Les pupilles de Wen Cheng se dilatèrent instantanément.

Génial, absolument génial !

Effectivement, il ne faut jamais offenser Wen Qi, il est trop impitoyable !

Note de l'auteur

:

Merci à tous pour votre soutien !

Chapitre 50 Un rythme cardiaque terrible

Wen Cheng et Wen Qi arrivèrent les premiers à la maison. Leur père n'était pas encore rentré. Dès que les deux frères franchirent la porte, ils virent Wen Yin, absorbée par sa série télévisée préférée.

Wen Cheng jeta inconsciemment un coup d'œil en arrière à Wen Qi, qui portait calmement son sac à l'intérieur, apparemment indifférent au mécontentement de Wen Yin.

« Tante, nous sommes de retour. » Wen Qi passa devant Wen Cheng pour la saluer.

Wen Yin détourna son regard de l'écran de télévision vers Wen Qi et lui sourit doucement comme à son habitude : « Qi Qi, Cheng Cheng est de retour. Viens t'asseoir. Tante Li a acheté des cerises fraîches aujourd'hui. Elles sont particulièrement sucrées. Viens en goûter. »

Wen Qi jeta un coup d'œil aux cerises sur la table puis détourna le regard.

Cependant, Wen Cheng avait les yeux rivés sur les cerises et elle courut pour les grignoter.

Les cerises de cette année sont grosses et sucrées, et les oranges chaudes sont si agréables à déguster une bouchée à la fois.

Wen Qi observa la scène un moment, puis soupira et s'assit sur le canapé avec Wen Cheng.

Wen Yin regarda ses deux fils avec une certaine surprise. Il semblait que depuis leur retour des sources thermales, Qi Qi gâtait encore plus Cheng Cheng.

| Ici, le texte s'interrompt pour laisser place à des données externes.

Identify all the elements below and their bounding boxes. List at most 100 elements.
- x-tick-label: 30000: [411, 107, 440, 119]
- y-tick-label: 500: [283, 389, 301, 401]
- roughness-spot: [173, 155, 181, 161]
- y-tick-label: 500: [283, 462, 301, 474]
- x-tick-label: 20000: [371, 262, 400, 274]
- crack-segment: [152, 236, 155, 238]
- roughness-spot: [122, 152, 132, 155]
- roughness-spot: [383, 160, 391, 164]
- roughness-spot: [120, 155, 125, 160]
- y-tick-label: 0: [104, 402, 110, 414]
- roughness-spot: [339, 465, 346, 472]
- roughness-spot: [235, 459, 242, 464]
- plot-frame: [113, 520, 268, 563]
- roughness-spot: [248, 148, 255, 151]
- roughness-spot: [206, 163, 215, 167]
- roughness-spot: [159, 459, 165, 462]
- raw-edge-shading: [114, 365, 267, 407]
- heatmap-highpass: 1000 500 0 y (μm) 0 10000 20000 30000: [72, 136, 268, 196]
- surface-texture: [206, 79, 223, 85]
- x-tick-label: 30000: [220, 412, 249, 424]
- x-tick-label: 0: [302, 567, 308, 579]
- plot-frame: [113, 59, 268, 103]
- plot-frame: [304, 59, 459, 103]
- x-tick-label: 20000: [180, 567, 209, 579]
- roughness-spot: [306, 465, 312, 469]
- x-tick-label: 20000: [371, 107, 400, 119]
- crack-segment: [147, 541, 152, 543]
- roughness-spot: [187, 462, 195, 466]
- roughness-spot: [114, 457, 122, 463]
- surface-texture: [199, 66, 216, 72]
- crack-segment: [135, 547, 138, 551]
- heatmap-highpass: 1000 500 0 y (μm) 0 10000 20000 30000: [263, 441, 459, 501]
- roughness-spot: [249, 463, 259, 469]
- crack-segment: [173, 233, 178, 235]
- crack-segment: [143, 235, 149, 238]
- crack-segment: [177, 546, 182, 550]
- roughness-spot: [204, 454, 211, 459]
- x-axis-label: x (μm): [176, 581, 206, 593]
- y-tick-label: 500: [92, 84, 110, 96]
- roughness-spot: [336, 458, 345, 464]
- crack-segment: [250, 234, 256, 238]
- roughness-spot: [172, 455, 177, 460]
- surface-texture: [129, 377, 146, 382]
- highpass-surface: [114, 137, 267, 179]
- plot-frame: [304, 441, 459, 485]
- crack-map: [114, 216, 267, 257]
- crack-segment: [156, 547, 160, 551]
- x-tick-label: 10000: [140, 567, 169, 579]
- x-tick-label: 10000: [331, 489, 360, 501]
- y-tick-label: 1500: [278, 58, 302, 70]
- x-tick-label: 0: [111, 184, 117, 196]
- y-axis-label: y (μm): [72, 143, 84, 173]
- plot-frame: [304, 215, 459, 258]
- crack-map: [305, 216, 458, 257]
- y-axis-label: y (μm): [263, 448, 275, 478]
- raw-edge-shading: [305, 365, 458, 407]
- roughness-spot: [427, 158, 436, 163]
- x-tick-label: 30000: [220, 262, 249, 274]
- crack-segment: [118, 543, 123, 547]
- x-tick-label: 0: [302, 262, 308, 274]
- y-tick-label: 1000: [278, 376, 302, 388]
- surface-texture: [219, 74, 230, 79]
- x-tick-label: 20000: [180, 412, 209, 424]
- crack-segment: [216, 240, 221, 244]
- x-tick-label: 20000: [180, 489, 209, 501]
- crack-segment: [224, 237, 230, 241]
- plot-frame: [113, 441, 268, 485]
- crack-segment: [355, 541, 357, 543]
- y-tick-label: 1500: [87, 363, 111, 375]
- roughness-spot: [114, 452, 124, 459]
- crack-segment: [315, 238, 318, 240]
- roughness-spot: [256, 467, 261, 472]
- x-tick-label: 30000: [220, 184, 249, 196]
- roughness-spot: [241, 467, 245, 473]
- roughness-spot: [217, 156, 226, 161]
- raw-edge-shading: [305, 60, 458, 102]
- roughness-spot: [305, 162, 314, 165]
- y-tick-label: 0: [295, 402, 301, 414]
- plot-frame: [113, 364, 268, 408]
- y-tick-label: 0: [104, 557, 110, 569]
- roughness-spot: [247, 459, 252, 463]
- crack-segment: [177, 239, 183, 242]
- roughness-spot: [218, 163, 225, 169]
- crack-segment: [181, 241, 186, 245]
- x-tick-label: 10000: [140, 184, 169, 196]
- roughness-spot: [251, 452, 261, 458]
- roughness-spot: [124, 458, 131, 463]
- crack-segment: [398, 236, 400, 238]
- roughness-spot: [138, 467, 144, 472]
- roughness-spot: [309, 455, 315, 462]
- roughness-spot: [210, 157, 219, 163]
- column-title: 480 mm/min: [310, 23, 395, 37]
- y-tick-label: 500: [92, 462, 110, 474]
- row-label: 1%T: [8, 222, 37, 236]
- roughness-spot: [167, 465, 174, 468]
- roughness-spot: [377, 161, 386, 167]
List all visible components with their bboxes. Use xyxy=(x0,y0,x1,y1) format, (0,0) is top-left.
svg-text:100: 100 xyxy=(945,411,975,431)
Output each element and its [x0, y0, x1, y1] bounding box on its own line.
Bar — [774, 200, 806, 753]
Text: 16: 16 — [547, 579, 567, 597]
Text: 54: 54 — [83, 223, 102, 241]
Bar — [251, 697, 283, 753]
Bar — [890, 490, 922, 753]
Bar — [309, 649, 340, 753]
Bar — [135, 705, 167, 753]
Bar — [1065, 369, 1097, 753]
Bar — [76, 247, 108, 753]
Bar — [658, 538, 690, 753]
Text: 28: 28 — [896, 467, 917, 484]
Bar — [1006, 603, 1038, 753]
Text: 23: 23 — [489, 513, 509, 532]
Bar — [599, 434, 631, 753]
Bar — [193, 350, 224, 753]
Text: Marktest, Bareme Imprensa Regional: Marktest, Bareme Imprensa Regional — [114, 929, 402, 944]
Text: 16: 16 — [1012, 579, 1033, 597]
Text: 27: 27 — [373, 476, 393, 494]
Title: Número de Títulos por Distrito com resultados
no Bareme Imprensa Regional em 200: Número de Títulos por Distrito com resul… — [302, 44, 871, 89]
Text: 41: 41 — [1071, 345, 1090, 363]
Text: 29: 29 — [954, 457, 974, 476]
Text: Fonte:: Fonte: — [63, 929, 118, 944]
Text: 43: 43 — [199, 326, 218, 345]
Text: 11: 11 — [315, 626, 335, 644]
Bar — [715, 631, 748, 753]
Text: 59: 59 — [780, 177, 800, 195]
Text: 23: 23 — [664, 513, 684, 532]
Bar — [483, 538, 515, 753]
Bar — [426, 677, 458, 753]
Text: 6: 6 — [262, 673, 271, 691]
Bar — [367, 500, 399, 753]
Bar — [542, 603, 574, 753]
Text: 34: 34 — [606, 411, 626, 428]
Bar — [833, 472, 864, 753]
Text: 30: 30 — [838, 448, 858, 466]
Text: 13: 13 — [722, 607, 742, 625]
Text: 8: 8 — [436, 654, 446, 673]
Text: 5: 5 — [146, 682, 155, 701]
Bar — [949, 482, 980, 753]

Wen Cheng était complètement absorbé par ses pensées. La raison était simple

: ces cerises étaient absolument exquises. Autrefois, il ne pouvait en partager qu’une bouchée avec ses jeunes frères et sœurs à l’orphelinat, lors du Nouvel An lunaire.

Voyant Wen Cheng savourer tant ses cerises, Wen Yin fronça soudain les sourcils, empreinte de tristesse. « Yi Yi adore aussi les cerises. Je me demande quand il reviendra. La prochaine fois, maman vous en préparera une double portion à tous les deux. »

Wen Cheng s'arrêta, tenant toujours les cerises dans sa main.

Wen Qi fronça également les sourcils : « Tante… »

Wen Yin sembla sortir de sa torpeur : « Oh là là, tu vois ce que j'ai dit ? Maman comprend tout. Chengcheng, ne te prends pas la tête, continue juste à manger. »

Wen Qi manifestait déjà son mécontentement et eut même une pensée impulsive : même si la famille devait se séparer maintenant, sa participation de 40 % dans le groupe Wen suffirait à assurer le confort de Wen Cheng pour le restant de ses jours.

Wen Cheng avala la cerise qu'elle avait dans la bouche, secoua la tête pour indiquer qu'elle allait bien, puis se leva et alla à la cuisine.

Wen Yin tendit la main avec impatience, mais finit par se retenir, assise sur le canapé avec une expression impénétrable, le regard toujours fixé sur les cerises posées sur la table.

Wen Qi serra les poings en silence, puis ouvrit la bouche et dit : « Tante Cheng, »

« Je suis de retour ! » La porte d'entrée s'ouvrit soudain et Wen Yongwang entra avec un sourire, sa mallette à la main, la voix empreinte d'une joie non dissimulée.

Wen Yin vit son mari se lever et s'approcher d'elle, l'aidant à ranger sa mallette. « Pourquoi n'es-tu pas revenu avec Chengcheng et les autres ? »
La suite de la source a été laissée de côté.